The animals in the photos of today’s show ring winners look vastly superior to those in my day back in the ’60s. Not a hair is out of place on the beautiful animals, and that’s because literally behind every show ring winner stands an army of burly young men: the fitters who got the animal looking that way.
At a show once, I overheard one mother brag to another mom about her son, who had become a head and neck specialist. The other mom said, “You must be so proud that your son is a doctor.”
To which the proud mom replied, “Who said anything about him being a doctor? He clips show steers and heifers!”
You have the tail specialist, the left back leg specialist and the brisket specialist. I wouldn’t be surprised to find there was a guy whose job was solely to clip eyebrows and nose hairs. To which I say: “Where were these guys when I needed them?”
When I showed steers, if the fair board caught a parent or other person even brushing their child’s animal, it would be unceremoniously kicked out of the fair. Which meant I had to do all the work, all without getting my white show pants and FFA jacket dirty. Today’s kids don’t even have to wear the uniform.
Admittedly, we didn’t do near the work on our steers. Pretty much it was limited to clipping the head and belly before the fair, fluffing the tail, putting black shoe polish on your steer’s hooves and using a “liner” to make long lines in the animal’s hair that we brushed up to get a curled effect.
It supposedly made your animal look longer, but in hindsight, it deserved to disappear along with the butch haircut for boys and the beehive hairdo for women.
Now the steer show business is big business, and today’s showmen have at their disposal a vast array of tools and products, including blocking chutes and a variety of sprays and adhesives from Sullivan’s Show Supply.

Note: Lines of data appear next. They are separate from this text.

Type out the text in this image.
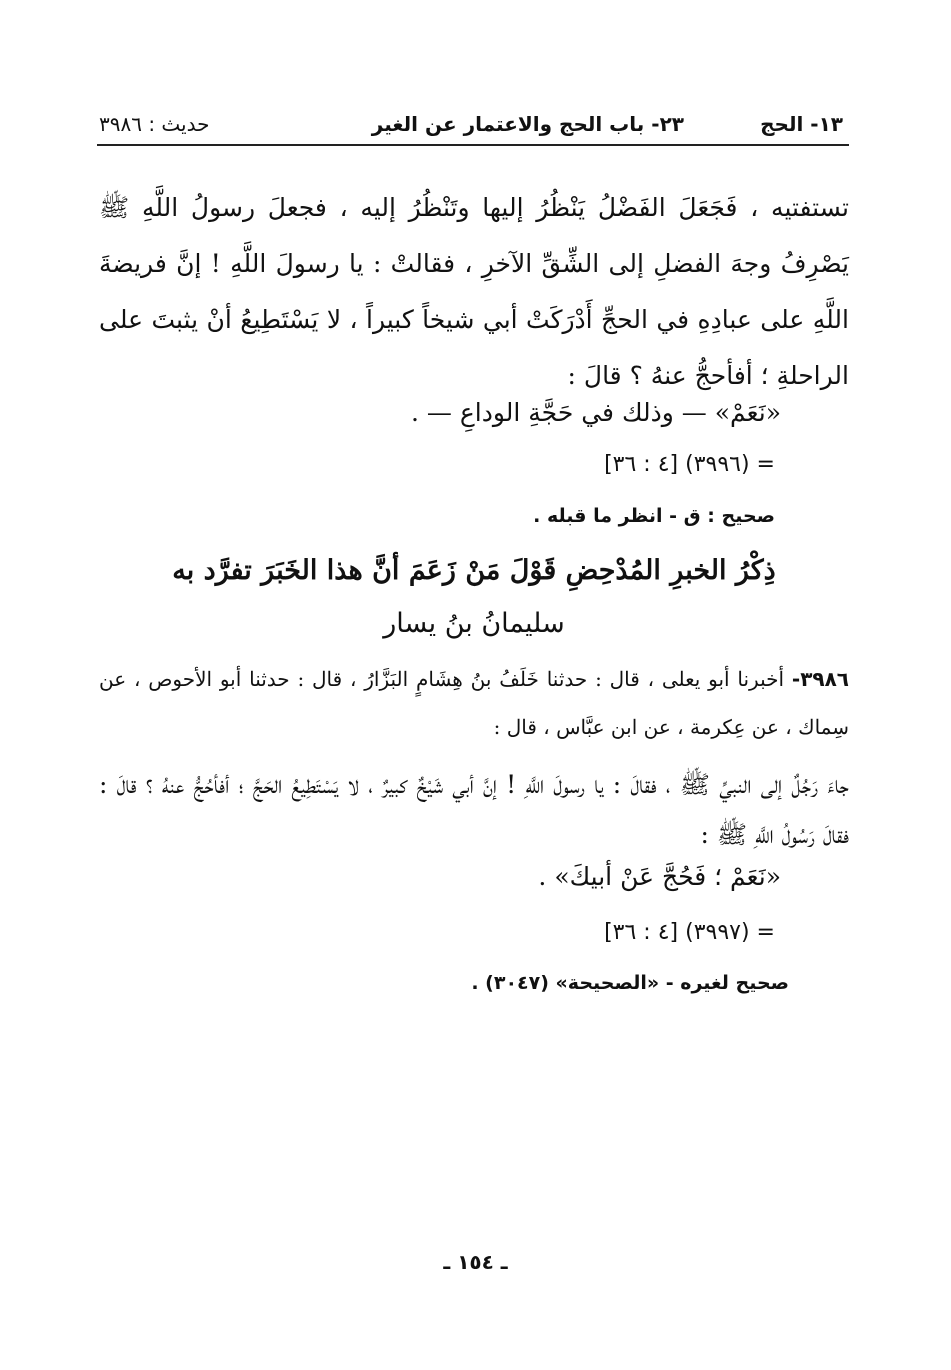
١٣- الحج
٢٣- باب الحج والاعتمار عن الغير
حديث : ٣٩٨٦
تستفتيه ، فَجَعَلَ الفَضْلُ يَنْظُرُ إليها وتَنْظُرُ إليه ، فجعلَ رسولُ اللَّهِ ﷺ يَصْرِفُ وجهَ الفضلِ إلى الشِّقِّ الآخرِ ، فقالتْ : يا رسولَ اللَّهِ ! إنَّ فريضةَ اللَّهِ على عبادِهِ في الحجِّ أَدْرَكَتْ أبي شيخاً كبيراً ، لا يَسْتَطِيعُ أنْ يثبتَ على الراحلةِ ؛ أفأحجُّ عنهُ ؟ قالَ :
«نَعَمْ» — وذلك في حَجَّةِ الوداعِ — .
= (٣٩٩٦) [٤ : ٣٦]
صحيح : ق - انظر ما قبله .
ذِكْرُ الخبرِ المُدْحِضِ قَوْلَ مَنْ زَعَمَ أنَّ هذا الخَبَرَ تفرَّد به
سليمانُ بنُ يسار
٣٩٨٦- أخبرنا أبو يعلى ، قال : حدثنا خَلَفُ بنُ هِشَامٍ البَزَّارُ ، قال : حدثنا أبو الأحوص ، عن سِماك ، عن عِكرمة ، عن ابن عبَّاس ، قال :
جاءَ رَجُلٌ إلى النبيِّ ﷺ ، فقالَ : يا رسولَ اللَّهِ ! إنَّ أبي شَيْخٌ كبيرٌ ، لا يَسْتَطِيعُ الحَجَّ ؛ أفأحُجُّ عنهُ ؟ قالَ : فقالَ رَسُولُ اللَّهِ ﷺ :
«نَعَمْ ؛ فَحُجَّ عَنْ أبيكَ» .
= (٣٩٩٧) [٤ : ٣٦]
صحيح لغيره - «الصحيحة» (٣٠٤٧) .
ـ ١٥٤ ـ
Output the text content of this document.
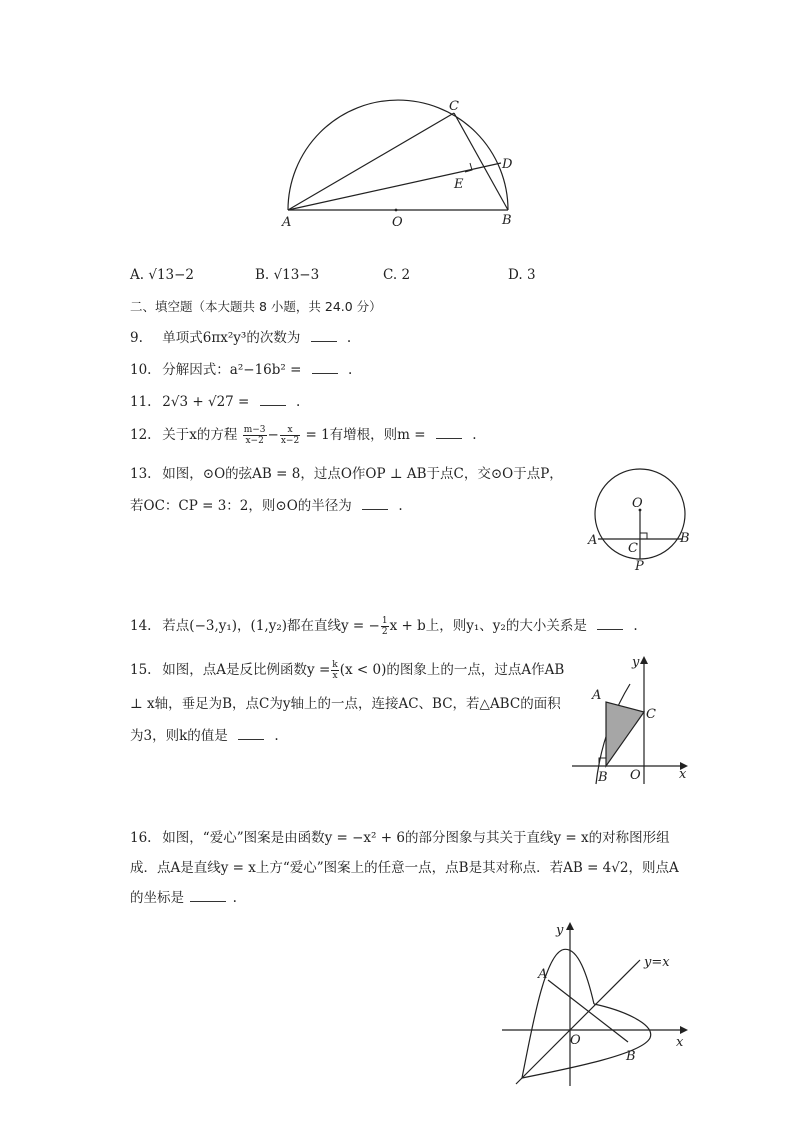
A	O	B
C
D
E
A. √13−2	B. √13−3	C. 2	D. 3
二、填空题（本大题共 8 小题，共 24.0 分）
9. 单项式6πx²y³的次数为	.
10. 分解因式：a²−16b² =	.
11. 2√3 + √27 =	.
12. 关于x的方程 $\frac{m-3}{x-2} - \frac{x}{x-2} = 1$有增根，则m =	.
13. 如图，⊙O的弦AB = 8，过点O作OP ⊥ AB于点C，交⊙O于点P，
若OC：CP = 3：2，则⊙O的半径为	.	O
A	B
C
P
14. 若点(−3,y₁)，(1,y₂)都在直线y = − $\frac{1}{2}$ x + b上，则y₁、y₂的大小关系是	.
15. 如图，点A是反比例函数$y = \frac{k}{x} (x < 0)$的图象上的一点，过点A作AB
⊥ x轴，垂足为B，点C为y轴上的一点，连接AC、BC，若△ABC的面积
为3，则k的值是	.
y
A
C
B O	x
16. 如图，“爱心”图案是由函数y = −x² + 6的部分图象与其关于直线y = x的对称图形组
成．点A是直线y = x上方“爱心”图案上的任意一点，点B是其对称点．若AB = 4√2，则点A
的坐标是	.
y
y=x
A
O
B
x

In one photo, I recently saw one young girl who was about 3 feet tall and she had four winning animals, all at the same show: two steers and two heifers, and they all were gorgeously fitted and appeared very calm.
Believe me, if I’d have tied my first man-killing steer, Old Abe, in a blocking chute he’d have drug that thing all over the fairgrounds. One animal at a time was all I could handle because I had to hog-tie him just to get a halter on Old Abe.
Kids get a lot more money for their winning animals than we ever did. I showed two county fair grand champions and got $1.25 a pound for one and $2.10 for the other, but I made money because I bought them right off a ranch for commercial prices. (I got Old Abe even cheaper because the owner was afraid he’d kill someone and wanted to get rid of him.)
Nowadays you hear of prospect calves bringing $10,000 and grand champions fetching $100,000. I sure could have used some of that action.
I don’t know which is better for the kids. More kids are involved nowadays, which means more kids are learning valuable life lessons and aren’t stuck in the house playing video games. But I don’t think poor kids like me could have ever competed.
My mom certainly didn’t know anything about cattle, and I didn’t have nine friends to help me get my calf ready either. And I certainly did not have a single good-enough friend who was willing to get behind Old Abe’s rear legs and turn on a pair of clippers.